Годвин превратил Сатану в воплощение ровно тех анархистских ценностей, которые проповедовал сам. Бунт против Бога превратился в отражение его собственной ненависти к незаконным полномочиям и наследственной власти. Царствование Бога становится аналогом того деспотичного и произвольного правления, которое, по мнению Годвина, существовало в Англии конца XVIII века — оно как раз опиралось на «предписание и прецедент». Как указывает Питер Шок, толкование Годвином Мильтона весьма избирательно — в нем обойдены вниманием те черты Люцифера, которые наверняка не пришлись по душе самому толкователю, в особенности же — властолюбие падшего ангела.
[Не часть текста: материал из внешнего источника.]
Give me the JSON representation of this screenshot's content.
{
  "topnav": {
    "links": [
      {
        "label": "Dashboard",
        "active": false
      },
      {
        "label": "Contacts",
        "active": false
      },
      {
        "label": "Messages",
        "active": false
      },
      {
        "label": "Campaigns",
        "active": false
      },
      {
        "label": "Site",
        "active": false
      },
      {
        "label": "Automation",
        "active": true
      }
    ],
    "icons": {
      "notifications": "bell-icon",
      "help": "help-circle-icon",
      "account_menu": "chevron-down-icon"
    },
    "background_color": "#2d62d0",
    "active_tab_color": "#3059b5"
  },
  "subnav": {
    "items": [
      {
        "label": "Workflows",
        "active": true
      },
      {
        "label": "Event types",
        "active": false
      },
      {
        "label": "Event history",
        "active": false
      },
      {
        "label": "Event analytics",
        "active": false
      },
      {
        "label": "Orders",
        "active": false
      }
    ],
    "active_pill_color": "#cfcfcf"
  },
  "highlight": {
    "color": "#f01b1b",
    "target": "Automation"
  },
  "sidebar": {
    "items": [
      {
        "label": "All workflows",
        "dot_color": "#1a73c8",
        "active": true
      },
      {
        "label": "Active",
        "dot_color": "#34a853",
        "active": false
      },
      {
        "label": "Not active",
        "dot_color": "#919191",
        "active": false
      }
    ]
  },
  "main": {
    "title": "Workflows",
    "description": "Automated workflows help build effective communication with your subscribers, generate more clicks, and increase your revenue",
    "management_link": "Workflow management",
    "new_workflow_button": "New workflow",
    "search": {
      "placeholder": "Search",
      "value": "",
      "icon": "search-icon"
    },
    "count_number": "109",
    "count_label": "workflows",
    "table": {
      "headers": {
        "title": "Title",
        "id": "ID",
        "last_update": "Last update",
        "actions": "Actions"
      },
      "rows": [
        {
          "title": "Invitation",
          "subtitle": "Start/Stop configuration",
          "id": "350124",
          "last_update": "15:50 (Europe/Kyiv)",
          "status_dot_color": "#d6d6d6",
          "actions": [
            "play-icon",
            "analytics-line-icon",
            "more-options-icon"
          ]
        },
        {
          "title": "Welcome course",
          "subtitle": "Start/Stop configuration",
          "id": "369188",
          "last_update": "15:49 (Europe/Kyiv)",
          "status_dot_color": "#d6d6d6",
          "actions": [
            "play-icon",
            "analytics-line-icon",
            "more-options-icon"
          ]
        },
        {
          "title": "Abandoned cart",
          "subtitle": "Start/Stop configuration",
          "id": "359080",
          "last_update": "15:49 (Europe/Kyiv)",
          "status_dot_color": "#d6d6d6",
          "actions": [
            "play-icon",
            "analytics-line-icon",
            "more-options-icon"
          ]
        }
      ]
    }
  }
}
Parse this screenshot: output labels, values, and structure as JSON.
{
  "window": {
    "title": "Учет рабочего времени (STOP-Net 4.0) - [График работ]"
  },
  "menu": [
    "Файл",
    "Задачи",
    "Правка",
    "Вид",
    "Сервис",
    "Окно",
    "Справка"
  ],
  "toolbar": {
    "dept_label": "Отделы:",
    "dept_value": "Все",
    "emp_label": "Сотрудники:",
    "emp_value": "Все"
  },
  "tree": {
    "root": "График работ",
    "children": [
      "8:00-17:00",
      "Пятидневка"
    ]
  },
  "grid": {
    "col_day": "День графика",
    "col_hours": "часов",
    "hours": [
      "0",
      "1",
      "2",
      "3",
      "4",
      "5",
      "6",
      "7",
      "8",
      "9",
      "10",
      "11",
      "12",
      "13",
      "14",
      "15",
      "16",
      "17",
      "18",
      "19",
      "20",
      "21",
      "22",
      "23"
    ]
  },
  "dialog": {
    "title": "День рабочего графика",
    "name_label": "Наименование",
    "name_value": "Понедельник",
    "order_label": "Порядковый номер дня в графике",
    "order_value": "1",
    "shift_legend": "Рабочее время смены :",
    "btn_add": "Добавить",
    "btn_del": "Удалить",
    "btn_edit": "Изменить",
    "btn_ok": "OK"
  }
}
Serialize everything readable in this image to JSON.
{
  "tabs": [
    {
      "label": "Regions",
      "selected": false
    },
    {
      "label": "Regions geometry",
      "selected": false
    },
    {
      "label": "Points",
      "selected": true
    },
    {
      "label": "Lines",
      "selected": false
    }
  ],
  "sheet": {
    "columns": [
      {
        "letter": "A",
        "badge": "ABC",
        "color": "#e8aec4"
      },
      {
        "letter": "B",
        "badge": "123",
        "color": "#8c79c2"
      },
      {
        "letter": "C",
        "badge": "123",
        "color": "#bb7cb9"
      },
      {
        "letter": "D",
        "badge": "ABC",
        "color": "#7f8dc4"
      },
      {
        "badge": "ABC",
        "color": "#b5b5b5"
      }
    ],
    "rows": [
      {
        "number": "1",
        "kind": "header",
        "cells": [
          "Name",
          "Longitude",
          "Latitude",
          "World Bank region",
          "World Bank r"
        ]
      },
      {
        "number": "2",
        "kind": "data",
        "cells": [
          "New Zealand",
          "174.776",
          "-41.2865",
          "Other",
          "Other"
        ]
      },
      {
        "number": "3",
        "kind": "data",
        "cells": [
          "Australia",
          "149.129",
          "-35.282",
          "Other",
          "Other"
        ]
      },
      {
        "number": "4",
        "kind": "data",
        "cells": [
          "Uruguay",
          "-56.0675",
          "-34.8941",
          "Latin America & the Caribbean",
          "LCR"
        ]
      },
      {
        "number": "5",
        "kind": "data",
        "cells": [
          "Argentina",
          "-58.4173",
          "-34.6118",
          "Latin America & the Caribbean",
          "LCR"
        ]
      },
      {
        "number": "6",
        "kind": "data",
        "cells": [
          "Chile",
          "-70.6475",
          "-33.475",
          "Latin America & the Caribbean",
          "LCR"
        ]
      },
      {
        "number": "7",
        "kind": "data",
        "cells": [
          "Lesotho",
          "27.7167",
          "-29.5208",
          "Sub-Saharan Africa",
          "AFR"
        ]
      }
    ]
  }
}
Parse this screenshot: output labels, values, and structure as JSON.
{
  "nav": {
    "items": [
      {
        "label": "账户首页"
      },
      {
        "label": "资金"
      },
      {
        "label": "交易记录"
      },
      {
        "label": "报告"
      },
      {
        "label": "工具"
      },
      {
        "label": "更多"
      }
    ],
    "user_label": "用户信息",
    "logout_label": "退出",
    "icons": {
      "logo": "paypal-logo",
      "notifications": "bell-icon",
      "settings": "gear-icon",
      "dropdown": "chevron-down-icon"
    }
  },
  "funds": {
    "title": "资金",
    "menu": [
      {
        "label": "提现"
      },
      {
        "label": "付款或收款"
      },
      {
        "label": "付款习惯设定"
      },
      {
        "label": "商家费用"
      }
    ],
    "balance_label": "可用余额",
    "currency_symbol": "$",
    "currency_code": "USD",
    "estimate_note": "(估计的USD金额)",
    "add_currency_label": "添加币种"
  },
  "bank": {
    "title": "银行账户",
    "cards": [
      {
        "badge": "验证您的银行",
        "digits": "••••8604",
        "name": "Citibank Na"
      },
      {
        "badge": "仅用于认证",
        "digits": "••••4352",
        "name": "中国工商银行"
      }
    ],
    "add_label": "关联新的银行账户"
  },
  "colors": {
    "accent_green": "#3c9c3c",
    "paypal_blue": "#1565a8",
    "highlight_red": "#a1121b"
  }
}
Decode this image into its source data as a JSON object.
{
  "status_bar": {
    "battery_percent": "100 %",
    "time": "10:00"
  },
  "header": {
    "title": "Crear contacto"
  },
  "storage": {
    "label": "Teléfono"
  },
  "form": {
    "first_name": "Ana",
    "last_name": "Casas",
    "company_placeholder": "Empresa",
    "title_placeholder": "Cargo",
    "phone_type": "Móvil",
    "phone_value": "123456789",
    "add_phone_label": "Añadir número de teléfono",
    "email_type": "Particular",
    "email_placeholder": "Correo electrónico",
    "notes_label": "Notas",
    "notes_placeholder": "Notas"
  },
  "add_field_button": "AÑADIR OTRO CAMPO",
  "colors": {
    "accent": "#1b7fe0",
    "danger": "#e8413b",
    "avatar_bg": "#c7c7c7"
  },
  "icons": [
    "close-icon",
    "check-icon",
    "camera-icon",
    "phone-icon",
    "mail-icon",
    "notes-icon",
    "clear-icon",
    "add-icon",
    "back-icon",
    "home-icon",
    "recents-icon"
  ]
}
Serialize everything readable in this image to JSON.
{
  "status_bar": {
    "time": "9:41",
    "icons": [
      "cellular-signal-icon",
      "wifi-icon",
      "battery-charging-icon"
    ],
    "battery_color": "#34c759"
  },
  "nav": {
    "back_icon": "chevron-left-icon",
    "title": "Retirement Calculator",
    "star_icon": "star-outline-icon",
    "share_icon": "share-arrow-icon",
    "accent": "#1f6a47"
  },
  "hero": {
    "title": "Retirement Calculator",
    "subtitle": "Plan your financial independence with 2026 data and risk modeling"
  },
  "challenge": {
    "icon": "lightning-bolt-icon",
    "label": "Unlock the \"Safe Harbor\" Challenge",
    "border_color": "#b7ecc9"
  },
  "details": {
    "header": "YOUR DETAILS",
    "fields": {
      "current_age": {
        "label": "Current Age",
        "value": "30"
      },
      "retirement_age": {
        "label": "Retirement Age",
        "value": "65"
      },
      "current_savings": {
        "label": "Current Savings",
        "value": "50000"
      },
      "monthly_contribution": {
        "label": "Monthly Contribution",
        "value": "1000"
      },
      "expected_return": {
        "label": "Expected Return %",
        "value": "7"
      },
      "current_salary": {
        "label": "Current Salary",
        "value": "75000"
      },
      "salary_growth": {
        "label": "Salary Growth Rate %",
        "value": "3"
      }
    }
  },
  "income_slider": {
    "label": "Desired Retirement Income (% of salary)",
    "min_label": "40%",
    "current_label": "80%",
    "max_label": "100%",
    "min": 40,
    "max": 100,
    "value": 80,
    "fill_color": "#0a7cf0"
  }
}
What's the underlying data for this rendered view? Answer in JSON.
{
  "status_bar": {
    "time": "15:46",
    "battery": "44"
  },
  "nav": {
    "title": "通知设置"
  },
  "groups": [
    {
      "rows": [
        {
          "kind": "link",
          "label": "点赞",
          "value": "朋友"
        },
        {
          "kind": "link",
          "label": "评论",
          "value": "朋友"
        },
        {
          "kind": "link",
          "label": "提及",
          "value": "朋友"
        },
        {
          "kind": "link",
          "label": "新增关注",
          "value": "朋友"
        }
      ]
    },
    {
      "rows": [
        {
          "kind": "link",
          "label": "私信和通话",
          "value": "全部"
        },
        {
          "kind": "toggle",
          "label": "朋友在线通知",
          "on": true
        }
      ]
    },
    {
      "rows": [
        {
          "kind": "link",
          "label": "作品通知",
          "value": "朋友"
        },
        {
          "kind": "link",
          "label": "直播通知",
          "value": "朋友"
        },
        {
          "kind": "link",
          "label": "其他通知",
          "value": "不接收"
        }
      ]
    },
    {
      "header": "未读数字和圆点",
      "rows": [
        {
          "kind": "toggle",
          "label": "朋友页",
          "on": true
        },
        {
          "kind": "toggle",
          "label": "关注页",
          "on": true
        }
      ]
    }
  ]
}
Далее Шок подчеркивает удивительный факт: похоже, Годвин не считал, что его собственная точка зрения значительно отличается от общепринятой[355]
. Иными словами, он писал в то время, когда символические похвалы в адрес Люцифера, вероятно, сделались нормальной частью общего дискурса — по крайней мере среди тех радикалов, к которым принадлежал сам Годвин.Читатель, возможно, помнит, что Мэри Уолстонкрафт (позднее ставшая женой Годвина) написала в сноске к своей книге «В защиту прав женщин» (1792) о том, что ей несимпатичны сцены «райского блаженства», где Мильтон живописует супружеское счастье Адама и Евы, и потому сама она «с сознательным достоинством, или с сатанинской гордостью, обратилась за более возвышенными темами к преисподней». Она заявила, что ей интересны «отверженцы удачи, поднимающиеся над страстями и недовольством», — падшие женщины или вдовы, пытающиеся добиваться всего в жизни самостоятельно[356]
. Во введении мы уже возражали против предложенной Гилберт и Губар интерпретации этих слов как проявления инфернального феминизма; пожалуй, стоит добавить, что неправы и другие исследователи, поддерживающие эту идею. Например, Питер Шок называет приведенный выше отрывок «сатанинской идеализацией жертвы классового и гендерного гнета», а по мнению Рональда Полсона, Уолстонкрафт хотела этим сказать, что пострадавшая от несправедливости женщина… по отношению к мужчинам — все равно что Сатана, для которого деятельное зло предпочтительнее добра. Как вдова — как мать в отношении своих детей — женщина выступает самодостаточным Сатаной и потому вовсе не нуждается в мужчине[357].На наш взгляд, здесь речь не об этом. Процитированную фразу можно прочесть совсем иначе: как полное самоиронии оправдание своего необычного («с сатанинской гордостью») решения отказаться от тем, которые казались более «подходящими» для писательницы, или, что еще вероятнее, как саркастическое замечание в ответ на ожидаемое возмущение ее выбором. Слова о преисподней можно истолковать как аллюзию: ведь Уолстонкрафт готовилась погрузиться в поистине адскую среду — вроде лондонских трущоб, где некоторые женщины ведут ежедневную борьбу за жизнь, — чтобы найти тех персонажей, которых она собиралась вывести на передний план. Независимо от того, как эти строки лучше всего толковать в привязке к тексту (и его контексту), в сноске к которому они содержатся, все равно, пожалуй, важно отметить, что прославленная феминистка прибегает именно к этому образу и приписывает самой себе сатанинскую гордость. Поэтому вполне возможно, что исследователи, чьи высказывания цитировались выше, были не единственными, кто усмотрел в словах Уолстонкрафт выражение какого-либо инфернального феминизма, а значит, приведенный отрывок представляет определенную историческую ценность для нашей основной темы.